Nato nel 2016, lo Spid (Sistema pubblico di identità digitale) ha contribuito a semplificare di molto i rapporti che intercorrono tra i cittadini e la pubblica amministrazione: con uno strumento agevole, alla portata di tutti, sono stati resi sicuri gli accessi agli sportelli telematici della PA.

Il servizio è sempre stato gratuito. Ma tra la fine del 2025 e il 2026 molti provider hanno reso a pagamento i loro Spid, portando molti utenti a guardarsi intorno per cercare soluzioni alternative e più economiche.

Il debutto ufficiale dello Spid è datato 2016. Promosso dall’Agenzia per l’Italia Digitale è stato pensato per andare a sostituire le credenziali “fai da te” con un’identità unica, che potesse essere utilizzata sui portali della Pubblica amministrazione.

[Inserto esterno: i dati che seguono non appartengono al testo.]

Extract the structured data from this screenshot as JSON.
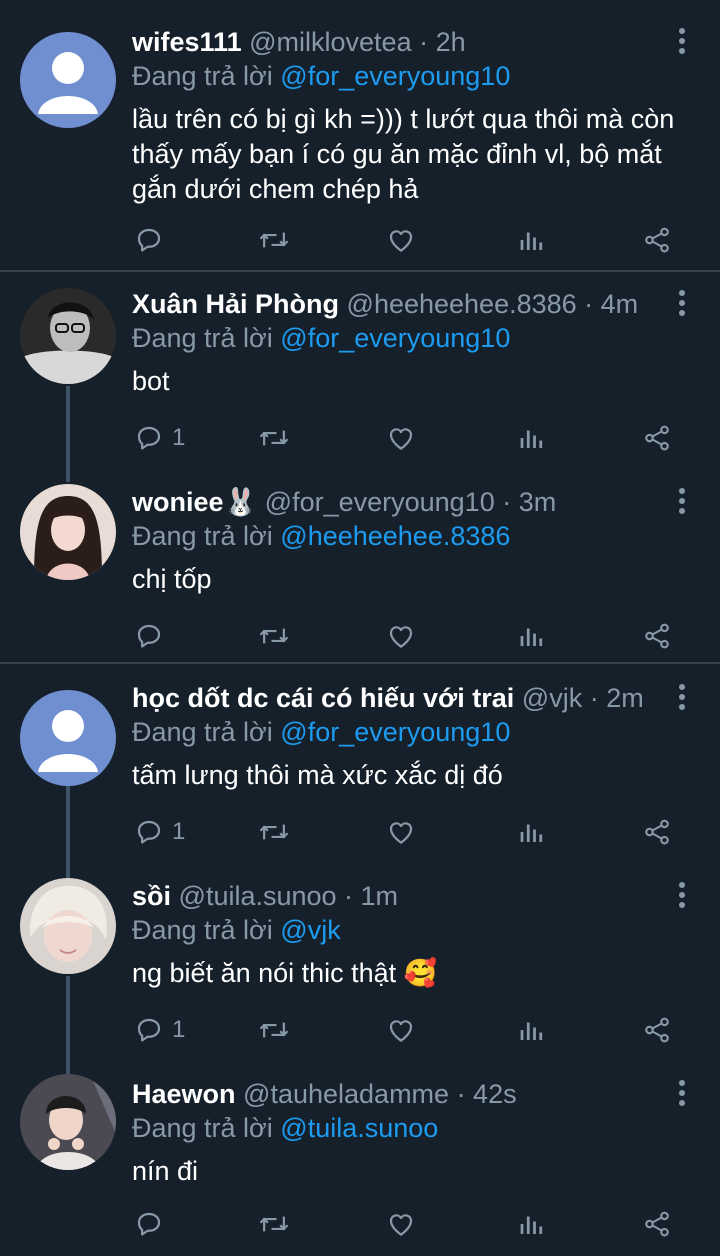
{
  "tweets": [
    {
      "name": "wifes111",
      "meta": "@milklovetea · 2h",
      "replying_prefix": "Đang trả lời",
      "replying_to": "@for_everyoung10",
      "text": "lầu trên có bị gì kh =))) t lướt qua thôi mà còn thấy mấy bạn í có gu ăn mặc đỉnh vl, bộ mắt gắn dưới chem chép hả",
      "reply_count": "",
      "avatar": "default-avatar"
    },
    {
      "name": "Xuân Hải Phòng",
      "meta": "@heeheehee.8386 · 4m",
      "replying_prefix": "Đang trả lời",
      "replying_to": "@for_everyoung10",
      "text": "bot",
      "reply_count": "1",
      "avatar": "photo-bw"
    },
    {
      "name": "woniee🐰",
      "meta": "@for_everyoung10 · 3m",
      "replying_prefix": "Đang trả lời",
      "replying_to": "@heeheehee.8386",
      "text": "chị tốp",
      "reply_count": "",
      "avatar": "photo-girl"
    },
    {
      "name": "học dốt dc cái có hiếu với trai",
      "meta": "@vjk · 2m",
      "replying_prefix": "Đang trả lời",
      "replying_to": "@for_everyoung10",
      "text": "tấm lưng thôi mà xức xắc dị đó",
      "reply_count": "1",
      "avatar": "default-avatar"
    },
    {
      "name": "sồi",
      "meta": "@tuila.sunoo · 1m",
      "replying_prefix": "Đang trả lời",
      "replying_to": "@vjk",
      "text": "ng biết ăn nói thic thật 🥰",
      "reply_count": "1",
      "avatar": "photo-blond"
    },
    {
      "name": "Haewon",
      "meta": "@tauheladamme · 42s",
      "replying_prefix": "Đang trả lời",
      "replying_to": "@tuila.sunoo",
      "text": "nín đi",
      "reply_count": "",
      "avatar": "photo-beanie"
    }
  ],
  "colors": {
    "background": "#15202b",
    "muted": "#8899a6",
    "link": "#1d9bf0",
    "divider": "#38444d",
    "thread_line": "#3d5466"
  },
  "icons": [
    "reply-icon",
    "retweet-icon",
    "like-icon",
    "views-icon",
    "share-icon",
    "more-icon"
  ]
}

Man mano che si diffondeva, lo strumento ha iniziato ad essere impiegato anche in migliaia di servizi privati. Nell’arco di pochi mesi Inps, PagoPa, Agenzia delle Entrate e molti altri enti centrali hanno integrato lo Spid tra le proprie credenziali, rendendo palese quanto fosse comodo il nuovo sistema per loggarsi ai loro siti.